The film focuses on the resolve of young aspiring musician Bart Millard (J. Michael Finley). Born and raised in the small town of Greenville, TX, Bart was encouraged by his abusive father Arthur (Dennis Quaid) to play football. After a career-ending leg injury, Bart is forced into the school’s glee club to obtain an elective credit. His childhood love of music is rekindled, and he unexpectedly nabs the lead role in the upcoming production of Oklahoma. Bart becomes more immersed in the world of music, while his relationship with his father deteriorates even further.
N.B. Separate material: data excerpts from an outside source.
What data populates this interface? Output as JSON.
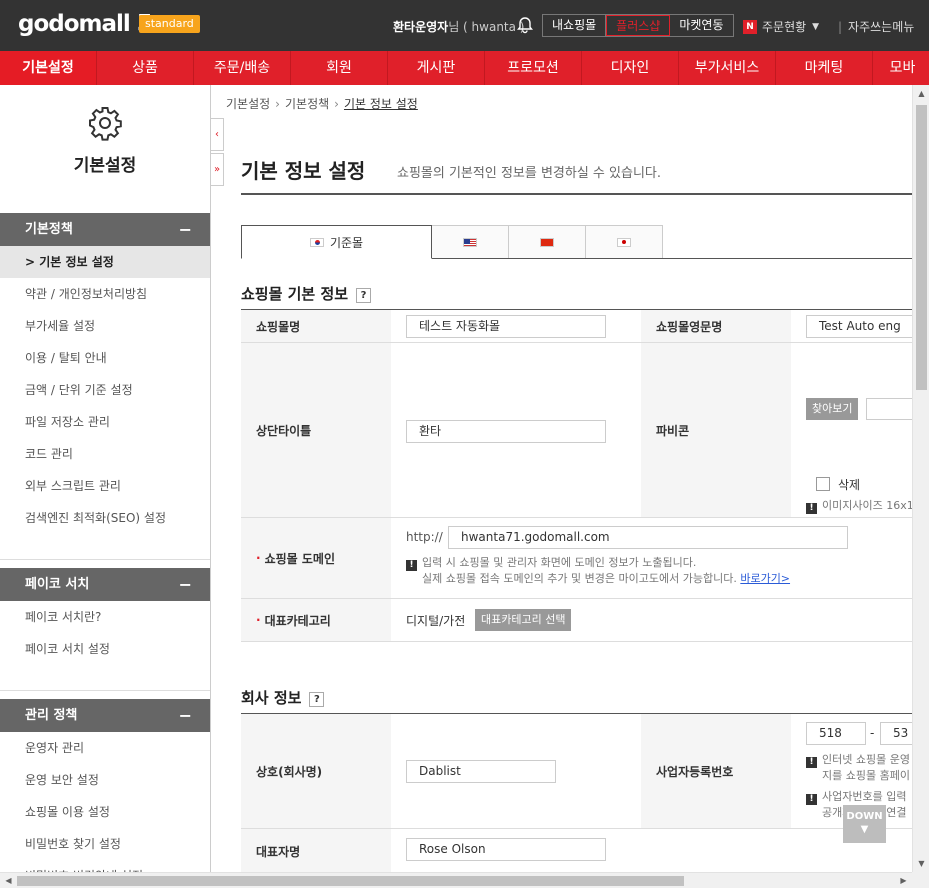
{
  "header": {
    "logo_text": "godomall 5",
    "logo_badge": "standard",
    "user_name": "환타운영자",
    "user_suffix": "님 ( hwanta )",
    "top_buttons": [
      "내쇼핑몰",
      "플러스샵",
      "마켓연동"
    ],
    "order_status_badge": "N",
    "order_status": "주문현황",
    "frequent_menu": "자주쓰는메뉴"
  },
  "main_nav": [
    "기본설정",
    "상품",
    "주문/배송",
    "회원",
    "게시판",
    "프로모션",
    "디자인",
    "부가서비스",
    "마케팅",
    "모바"
  ],
  "sidebar": {
    "title": "기본설정",
    "groups": [
      {
        "label": "기본정책",
        "items": [
          "> 기본 정보 설정",
          "약관 / 개인정보처리방침",
          "부가세율 설정",
          "이용 / 탈퇴 안내",
          "금액 / 단위 기준 설정",
          "파일 저장소 관리",
          "코드 관리",
          "외부 스크립트 관리",
          "검색엔진 최적화(SEO) 설정"
        ]
      },
      {
        "label": "페이코 서치",
        "items": [
          "페이코 서치란?",
          "페이코 서치 설정"
        ]
      },
      {
        "label": "관리 정책",
        "items": [
          "운영자 관리",
          "운영 보안 설정",
          "쇼핑몰 이용 설정",
          "비밀번호 찾기 설정",
          "비밀번호 변경안내 설정"
        ]
      }
    ],
    "collapse_icon": "−"
  },
  "collapse_tabs": [
    "‹",
    "»"
  ],
  "breadcrumb": [
    "기본설정",
    "기본정책",
    "기본 정보 설정"
  ],
  "page": {
    "title": "기본 정보 설정",
    "description": "쇼핑몰의 기본적인 정보를 변경하실 수 있습니다."
  },
  "lang_tabs": {
    "first_label": "기준몰"
  },
  "section1": {
    "title": "쇼핑몰 기본 정보",
    "help": "?",
    "mall_name_label": "쇼핑몰명",
    "mall_name_value": "테스트 자동화몰",
    "mall_eng_label": "쇼핑몰영문명",
    "mall_eng_value": "Test Auto eng",
    "top_title_label": "상단타이틀",
    "top_title_value": "환타",
    "favicon_label": "파비콘",
    "find_button": "찾아보기",
    "delete_label": "삭제",
    "favicon_note": "이미지사이즈 16x1",
    "domain_label": "쇼핑몰 도메인",
    "domain_prefix": "http://",
    "domain_value": "hwanta71.godomall.com",
    "domain_note1": "입력 시 쇼핑몰 및 관리자 화면에 도메인 정보가 노출됩니다.",
    "domain_note2": "실제 쇼핑몰 접속 도메인의 추가 및 변경은 마이고도에서 가능합니다.",
    "domain_link": "바로가기>",
    "category_label": "대표카테고리",
    "category_value": "디지털/가전",
    "category_button": "대표카테고리 선택"
  },
  "section2": {
    "title": "회사 정보",
    "help": "?",
    "company_label": "상호(회사명)",
    "company_value": "Dablist",
    "bizno_label": "사업자등록번호",
    "bizno_part1": "518",
    "bizno_dash": "-",
    "bizno_part2": "53",
    "bizno_note1a": "인터넷 쇼핑몰 운영",
    "bizno_note1b": "지를 쇼핑몰 홈페이",
    "bizno_note2a": "사업자번호를 입력",
    "bizno_note2b": "공개페이지가 연결",
    "ceo_label": "대표자명",
    "ceo_value": "Rose Olson"
  },
  "down_button": "DOWN"
}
As good as life after football is, Bart needs to get out of town. His turbulent relationship with his father is too difficult to deal with, and not even his longtime girlfriend Shannon (Madeline Carroll) is able to make him stay in Greenville. After graduation, Bart hits the road to pursue his dream of becoming a musician. Eventually, he meets an up-and-coming Christian band called MercyMe, as well as a grizzled talent manager (Trace Adkins). Although the band shows promise, their music just doesn’t feel authentic enough to land a record deal. Bart realizes that in order to become something special, he must go back home and face his fears—including his father.
The direction in this film is confusing, as the Erwin brothers seem to give everyone the minimum amount of character development and assume that the audience will fill in the blanks. It’s hard to feel any sort of sorrow for Bart, as his character is almost as unlikeable as his father. Barring a truly heartfelt montage toward the end of the movie, the Erwin brothers botch the handling of human emotion. Pair this with inconsistent camerawork, continuity issues, and manufactured drama, and the film comes out looking more like an episode of Degrassi than a major motion picture. Sometimes a movie with bad direction can be propped up by outstanding actors, but that isn’t the case here. Seasoned actor Dennis Quaid can barely turn in a believable performance, and the rest of the cast look uncomfortable in front of the camera.
Hollywood has no shortage of inspiring stories to share on the big screen, and I Can Only Imagine is just another drop in the bucket. Some will find great comfort in this film, and fans of the band will undoubtedly walk out of the theater with smiles on their faces. Unfortunately, I Can Only Imagine fails at conjuring an emotional response for the rest of us. Its Christian rhetoric may be attractive to its core audience, but to many viewers it will cheapen the actual hard work that Millard and MercyMe put into their music. As the movie points out, it took an entire lifetime to write “I Can Only Imagine,” and it’s a shame that the same amount of dedication could not be replicated in this film about the song.